Dossier Ousmane Guiro : Où sont passés les 1 906 190 604 F CFA retrouvés chez l’ancien DG des Douanes ?

Le deuxième dossier inscrit au rôle de la troisième session de la chambre criminelle de la Cour d’appel de Ouagadougou ouverte le 19 septembre 2022 et qui devait être jugé ce jeudi 22 septembre 2022 est le dossier Ousmane Guiro, du nom de l’ancien directeur général des Douanes. Il est poursuivi pour les faits de « corruption passive, enrichissement illicite et violation à la réglementation des changes ».

Après les observations des différentes parties et la vérification de la présence des accusés et des différents témoins et avant l’audition de l’accusé, le ministère public a formulé une requête préliminaire de renvoi de l’audience à une prochaine session.

Comme argument fondamental, le procureur général estime qu’il n’est pas en état de défendre l’accusation du fait de l’absence de certaines pièces dans le dossier.
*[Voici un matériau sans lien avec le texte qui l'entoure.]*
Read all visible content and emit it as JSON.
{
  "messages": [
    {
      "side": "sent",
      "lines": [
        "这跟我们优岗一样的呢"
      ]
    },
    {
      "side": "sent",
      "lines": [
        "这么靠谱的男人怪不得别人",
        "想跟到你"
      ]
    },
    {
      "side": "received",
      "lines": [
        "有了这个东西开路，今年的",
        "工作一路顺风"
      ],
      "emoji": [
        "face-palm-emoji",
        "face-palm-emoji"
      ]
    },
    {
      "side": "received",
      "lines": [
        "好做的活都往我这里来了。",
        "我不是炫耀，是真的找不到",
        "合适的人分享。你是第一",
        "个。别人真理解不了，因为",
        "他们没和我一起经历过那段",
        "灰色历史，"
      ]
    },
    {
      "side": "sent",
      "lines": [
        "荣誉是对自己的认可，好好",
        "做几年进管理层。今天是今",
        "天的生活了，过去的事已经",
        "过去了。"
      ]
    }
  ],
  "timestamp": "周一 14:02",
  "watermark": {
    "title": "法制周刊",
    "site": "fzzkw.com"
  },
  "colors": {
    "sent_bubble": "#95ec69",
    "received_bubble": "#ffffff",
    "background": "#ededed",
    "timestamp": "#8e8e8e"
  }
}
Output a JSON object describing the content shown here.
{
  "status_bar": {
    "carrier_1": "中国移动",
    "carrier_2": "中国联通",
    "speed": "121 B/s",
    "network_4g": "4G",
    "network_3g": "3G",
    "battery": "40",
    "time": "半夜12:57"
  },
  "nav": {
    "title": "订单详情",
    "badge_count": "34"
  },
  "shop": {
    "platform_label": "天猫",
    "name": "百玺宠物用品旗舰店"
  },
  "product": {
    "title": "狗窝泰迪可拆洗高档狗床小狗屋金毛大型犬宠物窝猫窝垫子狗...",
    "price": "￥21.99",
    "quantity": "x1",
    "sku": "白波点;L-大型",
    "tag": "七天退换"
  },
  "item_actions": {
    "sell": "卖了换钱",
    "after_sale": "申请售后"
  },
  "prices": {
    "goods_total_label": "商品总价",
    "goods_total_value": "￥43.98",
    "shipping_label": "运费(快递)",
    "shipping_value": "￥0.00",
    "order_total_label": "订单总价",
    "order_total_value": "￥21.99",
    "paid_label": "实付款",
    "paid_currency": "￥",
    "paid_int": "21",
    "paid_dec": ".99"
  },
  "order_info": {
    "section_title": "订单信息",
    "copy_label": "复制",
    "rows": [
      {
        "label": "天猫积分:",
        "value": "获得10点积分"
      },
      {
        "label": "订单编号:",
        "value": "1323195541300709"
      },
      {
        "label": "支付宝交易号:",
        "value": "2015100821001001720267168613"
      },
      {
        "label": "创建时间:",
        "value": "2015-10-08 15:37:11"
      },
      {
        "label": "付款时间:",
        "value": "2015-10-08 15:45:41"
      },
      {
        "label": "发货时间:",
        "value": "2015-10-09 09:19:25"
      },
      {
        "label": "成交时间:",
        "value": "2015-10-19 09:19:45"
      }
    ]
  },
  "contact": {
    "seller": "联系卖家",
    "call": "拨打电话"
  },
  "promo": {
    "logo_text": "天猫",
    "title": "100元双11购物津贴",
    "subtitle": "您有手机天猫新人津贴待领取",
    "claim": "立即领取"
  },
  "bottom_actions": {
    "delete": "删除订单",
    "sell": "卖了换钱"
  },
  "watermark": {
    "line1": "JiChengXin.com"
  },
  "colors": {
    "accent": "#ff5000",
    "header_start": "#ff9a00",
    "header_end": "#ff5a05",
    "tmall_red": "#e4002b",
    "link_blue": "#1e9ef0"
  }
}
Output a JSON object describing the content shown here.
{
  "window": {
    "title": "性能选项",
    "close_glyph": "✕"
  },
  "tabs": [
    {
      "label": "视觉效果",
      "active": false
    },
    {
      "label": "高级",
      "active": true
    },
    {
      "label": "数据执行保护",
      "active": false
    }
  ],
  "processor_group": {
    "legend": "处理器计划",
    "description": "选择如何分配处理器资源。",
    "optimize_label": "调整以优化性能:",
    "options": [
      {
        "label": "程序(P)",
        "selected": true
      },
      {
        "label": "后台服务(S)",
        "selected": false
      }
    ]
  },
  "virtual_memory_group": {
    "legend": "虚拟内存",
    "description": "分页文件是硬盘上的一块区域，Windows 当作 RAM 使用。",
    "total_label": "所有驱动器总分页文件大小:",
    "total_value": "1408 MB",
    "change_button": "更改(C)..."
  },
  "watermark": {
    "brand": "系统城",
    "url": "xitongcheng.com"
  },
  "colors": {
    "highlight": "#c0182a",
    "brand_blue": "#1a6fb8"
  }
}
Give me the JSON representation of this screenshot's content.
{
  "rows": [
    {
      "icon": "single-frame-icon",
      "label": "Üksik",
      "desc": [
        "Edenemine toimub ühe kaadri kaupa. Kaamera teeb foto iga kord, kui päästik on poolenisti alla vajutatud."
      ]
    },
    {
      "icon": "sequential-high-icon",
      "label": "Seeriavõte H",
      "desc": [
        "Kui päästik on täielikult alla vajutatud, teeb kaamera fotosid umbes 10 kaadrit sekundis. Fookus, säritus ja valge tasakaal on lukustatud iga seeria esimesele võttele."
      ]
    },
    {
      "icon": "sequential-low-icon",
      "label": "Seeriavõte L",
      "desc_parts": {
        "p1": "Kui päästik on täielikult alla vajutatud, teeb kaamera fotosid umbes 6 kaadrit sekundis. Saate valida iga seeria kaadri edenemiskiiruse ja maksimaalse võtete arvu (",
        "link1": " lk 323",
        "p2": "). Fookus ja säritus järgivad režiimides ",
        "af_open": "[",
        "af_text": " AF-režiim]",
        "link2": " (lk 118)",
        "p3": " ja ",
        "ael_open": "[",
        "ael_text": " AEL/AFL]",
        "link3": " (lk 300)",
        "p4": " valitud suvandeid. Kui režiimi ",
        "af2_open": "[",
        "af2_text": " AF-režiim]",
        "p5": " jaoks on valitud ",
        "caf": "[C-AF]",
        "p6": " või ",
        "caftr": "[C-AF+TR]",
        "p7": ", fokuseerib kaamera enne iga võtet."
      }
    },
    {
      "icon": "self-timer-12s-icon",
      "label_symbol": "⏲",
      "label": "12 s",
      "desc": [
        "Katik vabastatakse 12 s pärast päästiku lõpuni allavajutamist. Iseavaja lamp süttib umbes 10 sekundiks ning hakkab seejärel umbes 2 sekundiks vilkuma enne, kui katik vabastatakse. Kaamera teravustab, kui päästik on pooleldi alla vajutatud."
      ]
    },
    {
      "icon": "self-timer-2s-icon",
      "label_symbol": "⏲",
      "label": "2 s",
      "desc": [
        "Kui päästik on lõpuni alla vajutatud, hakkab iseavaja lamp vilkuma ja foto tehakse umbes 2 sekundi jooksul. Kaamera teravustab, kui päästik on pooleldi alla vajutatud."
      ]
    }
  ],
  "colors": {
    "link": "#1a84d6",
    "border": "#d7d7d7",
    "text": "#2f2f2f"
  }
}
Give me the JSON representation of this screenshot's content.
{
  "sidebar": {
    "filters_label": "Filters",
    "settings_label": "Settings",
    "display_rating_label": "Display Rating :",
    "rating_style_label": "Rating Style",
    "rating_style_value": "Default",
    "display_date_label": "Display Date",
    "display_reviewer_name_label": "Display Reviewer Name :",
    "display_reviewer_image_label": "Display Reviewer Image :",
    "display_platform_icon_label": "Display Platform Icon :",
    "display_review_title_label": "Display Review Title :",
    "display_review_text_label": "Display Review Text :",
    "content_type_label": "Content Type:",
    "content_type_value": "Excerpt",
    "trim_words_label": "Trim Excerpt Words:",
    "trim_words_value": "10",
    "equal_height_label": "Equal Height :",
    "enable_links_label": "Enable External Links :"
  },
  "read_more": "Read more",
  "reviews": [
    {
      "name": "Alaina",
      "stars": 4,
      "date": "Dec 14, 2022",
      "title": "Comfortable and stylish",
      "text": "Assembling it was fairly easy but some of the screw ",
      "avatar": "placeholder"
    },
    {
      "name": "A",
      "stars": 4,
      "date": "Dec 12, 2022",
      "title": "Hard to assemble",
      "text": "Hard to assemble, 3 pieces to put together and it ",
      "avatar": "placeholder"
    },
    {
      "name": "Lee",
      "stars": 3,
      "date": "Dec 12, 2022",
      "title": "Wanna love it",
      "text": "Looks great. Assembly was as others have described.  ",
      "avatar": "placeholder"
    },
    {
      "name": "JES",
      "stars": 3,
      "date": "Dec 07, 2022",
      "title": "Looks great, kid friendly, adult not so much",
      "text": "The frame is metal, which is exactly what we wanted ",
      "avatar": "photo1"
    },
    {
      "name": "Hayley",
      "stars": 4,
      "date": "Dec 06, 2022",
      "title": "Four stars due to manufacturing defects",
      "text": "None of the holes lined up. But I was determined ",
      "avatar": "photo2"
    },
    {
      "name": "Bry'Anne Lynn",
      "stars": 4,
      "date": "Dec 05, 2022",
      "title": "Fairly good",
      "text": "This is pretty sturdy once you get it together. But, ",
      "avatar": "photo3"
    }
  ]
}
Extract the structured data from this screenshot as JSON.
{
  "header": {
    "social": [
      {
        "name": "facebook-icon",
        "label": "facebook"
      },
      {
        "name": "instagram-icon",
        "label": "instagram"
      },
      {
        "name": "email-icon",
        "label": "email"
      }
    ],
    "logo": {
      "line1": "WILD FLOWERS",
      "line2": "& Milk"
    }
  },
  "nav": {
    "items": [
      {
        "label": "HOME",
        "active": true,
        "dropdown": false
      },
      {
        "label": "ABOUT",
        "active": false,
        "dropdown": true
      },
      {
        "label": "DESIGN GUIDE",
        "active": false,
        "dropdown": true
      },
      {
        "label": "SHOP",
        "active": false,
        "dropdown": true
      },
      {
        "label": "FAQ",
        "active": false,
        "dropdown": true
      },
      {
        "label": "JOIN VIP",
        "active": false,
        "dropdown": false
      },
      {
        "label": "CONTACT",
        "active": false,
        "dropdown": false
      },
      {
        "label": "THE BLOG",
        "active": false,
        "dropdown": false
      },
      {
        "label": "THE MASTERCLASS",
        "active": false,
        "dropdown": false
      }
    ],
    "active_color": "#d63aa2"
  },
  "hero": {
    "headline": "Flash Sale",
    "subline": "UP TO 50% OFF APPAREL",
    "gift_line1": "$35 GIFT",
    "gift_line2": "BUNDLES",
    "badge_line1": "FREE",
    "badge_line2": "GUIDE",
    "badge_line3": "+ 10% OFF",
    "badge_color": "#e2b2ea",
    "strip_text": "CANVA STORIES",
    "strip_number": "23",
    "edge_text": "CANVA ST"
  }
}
La cour n’ayant pas accédé à cette requête, le parquet introduit séance tenante, une autre requête, cette fois-ci de suspension de l’audience pour trois heures afin de constituer ses pièces manquantes.

« Le ministère public en tant que partie, se retire du dossier »

Cette deuxième requête n’ayant pas reçu également avis favorable auprès de la cour, le procureur général, Arsène Francis Sanou, a décidé de se retirer du dossier en quittant la salle immédiatement. « Le ministère public en tant que partie, se retire du dossier », a-t-il déclaré en sortant.

Pour les avocats de l’accusé, si le ministère public se retire du procès, leur client Ousmane Guiro doit être relaxé séance tenante. « Nous demandons la relaxe de notre client car il n’y a pas de partie poursuivante », a laissé entendre l’un d’eux.

Me Farama, représentant le Réseau national de lutte anti-corruption (REN-LAC) qui s’est constitué partie civile dans le dossier, en prenant la parole, a posé la question à la cour de savoir si une audience peut-être tenue devant une chambre criminelle en l’absence de la partie accusatrice, notamment le parquet.

L’avocat, contrairement à ceux de la défense, estime que le retrait du parquet du dossier est un « incident d’audience » qui peut être réglé.

Après s’être retiré pendant plusieurs minutes pour concertation, la cour a décidé de poursuivre l’audience. Mais ce redémarrage sera de courte durée car à peine reprise, la défense d’Ousmane Guiro a soulevé la question de la représentation de la somme de 1 906 190 604 F CFA, objet du scellé.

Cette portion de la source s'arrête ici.